Technical - High Definition Seismic Corporation


Spatial Aliasing

To avoid spatial aliasing in the VSP data, the recommended depth increment \({D.I.}\) is defined as

$$D.I. = V_{min} / (2 \cdot F_{max} )$$

where \(V_{min}\) is the lowest velocity that will be encountered and \(F_{max}\) is the highest frequency. Using some typical values seen in the Athabasca oil sands region:

P waves: \(V_{min}^P = 1900 m/s\) \(F_{max}^P = 380 Hz\) \(D.I. = 2.5 m\)
S waves: \(V_{min}^S = 600 m/s\) \(F_{max}^S = 350 Hz\) \(D.I. = 0.86 m\)

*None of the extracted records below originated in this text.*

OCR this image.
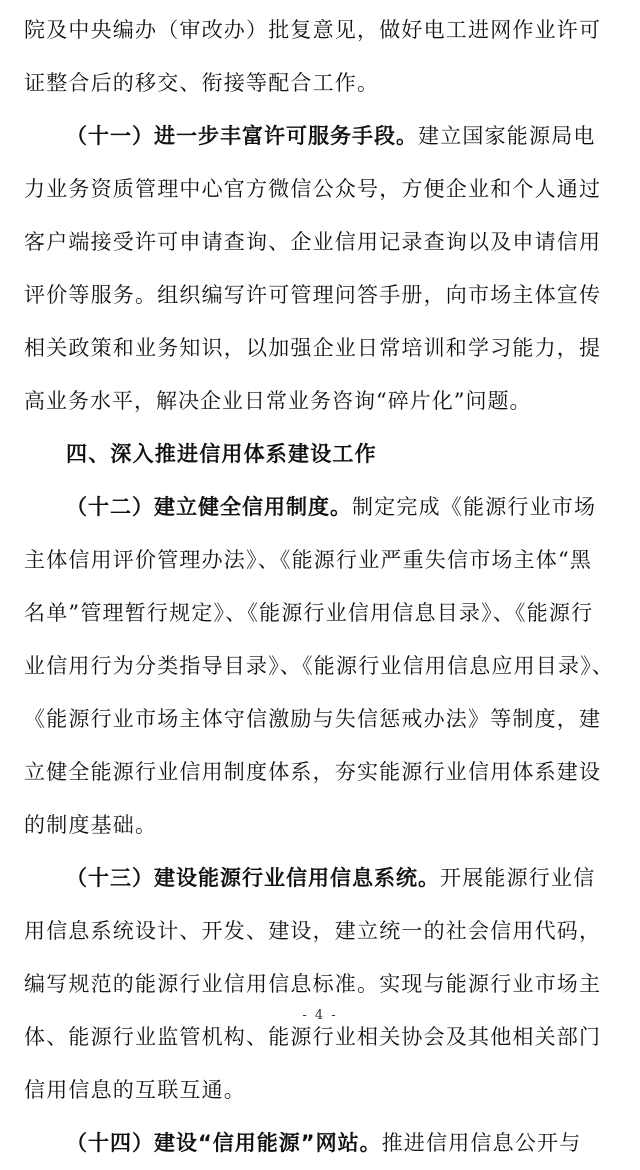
院及中央编办（审改办）批复意见，做好电工进网作业许可
证整合后的移交、衔接等配合工作。
（十一）进一步丰富许可服务手段。建立国家能源局电
力业务资质管理中心官方微信公众号，方便企业和个人通过
客户端接受许可申请查询、企业信用记录查询以及申请信用
评价等服务。组织编写许可管理问答手册，向市场主体宣传
相关政策和业务知识，以加强企业日常培训和学习能力，提
高业务水平，解决企业日常业务咨询“碎片化”问题。
四、深入推进信用体系建设工作
（十二）建立健全信用制度。制定完成《能源行业市场
主体信用评价管理办法》、《能源行业严重失信市场主体“黑
名单”管理暂行规定》、《能源行业信用信息目录》、《能源行
业信用行为分类指导目录》、《能源行业信用信息应用目录》、
《能源行业市场主体守信激励与失信惩戒办法》等制度，建
立健全能源行业信用制度体系，夯实能源行业信用体系建设
的制度基础。
（十三）建设能源行业信用信息系统。开展能源行业信
用信息系统设计、开发、建设，建立统一的社会信用代码，
编写规范的能源行业信用信息标准。实现与能源行业市场主
体、能源行业监管机构、能源行业相关协会及其他相关部门
信用信息的互联互通。
（十四）建设“信用能源”网站。推进信用信息公开与
- 4 -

VSP data has many benefits:

  • Usually has twice the frequency content compared to surface seismic;
  • Allows many geophysical attributes to be determined: velocities, multiples, Q, anisotropic parameters, etc.;
  • Very good repeatability for time-lapse / 4D applications since there are fewer variables, both known and unknown, to be dealt with;
  • Can provide a high resolution image all around the well, not just in one plane as with cross-well seismic.


A typical VSP

Due to cost and equipment limitations, most VSPs are not recorded with an appropriate receiver interval, which results in spatial aliasing in the data. Also it may be that only a portion of the borehole can be populated with receivers at one time. Moving receivers and reshooting is necessary to improve spatial sampling and to get coverage over the full length of the borehole. Moving the array and reshooting takes time, costs money and reduces data quality - particularly for high resolution work. If moving receivers and reshooting using dynamite as the source, consider the variables that may interfere with the final quality of the data:

  • The source points have to be at a different location and there may be a different offset or different ray paths;
  • The hole depths may be different;
  • The statics may be very different if the first shot was in muskeg and the second, just 1 or 2 metres away, was in clay.

Each and every variable has a negative effect on the data quality. The cumulative effect may leave you with two or more sparsely sampled data sets that can not be merged together.



With HDVSP, there is no need to move the receivers and reshoot, as the sensors are deployed from top to bottom of the well at a suitable interval to avoid spatial aliasing. Currently 1m or  2m spatial sampling is offered, but different intervals can be arranged according to the client's needs.

Simultaneous vertical and surface seismic

Often VSPs are requested only after a problem has been found with the surface seismic data. By the time the VSP is acquired, a whole year may have passed. Numerous small variables will reduce the correlation between the two data sets. The frost thickness, water table, moisture content of the ground and snow depth all change with time.

If one of the main uses of VSP data is to calibrate surface seismic data, then it seems logical that it should be carried out at the same time, using the same source points.

Yet this rarely happens. Why?

  • Usually there aren’t enough sensors to go top to bottom of the well;
  • The receiver interval is insufficient for proper spatial sampling without reshooting two or three times;
  • Repeating shots for the benefit of the VSP slows down the surface seismic program which increases costs;
  • To do it right is has been cost prohibitive – at least until now.

Benefits of VSPs acquired simultaneously with surface seismic;

  • Both datasets have the same source statics
  • Complementary seismic attributes measured from either data set can be used to improve the other;
  • No Government Approval is required for the VSP if all the source points fall under the surface seismic approval;
  • If using our HDVSP system, both data sets can be acquired on the same recorder, so there is no question about a difference in the zero time.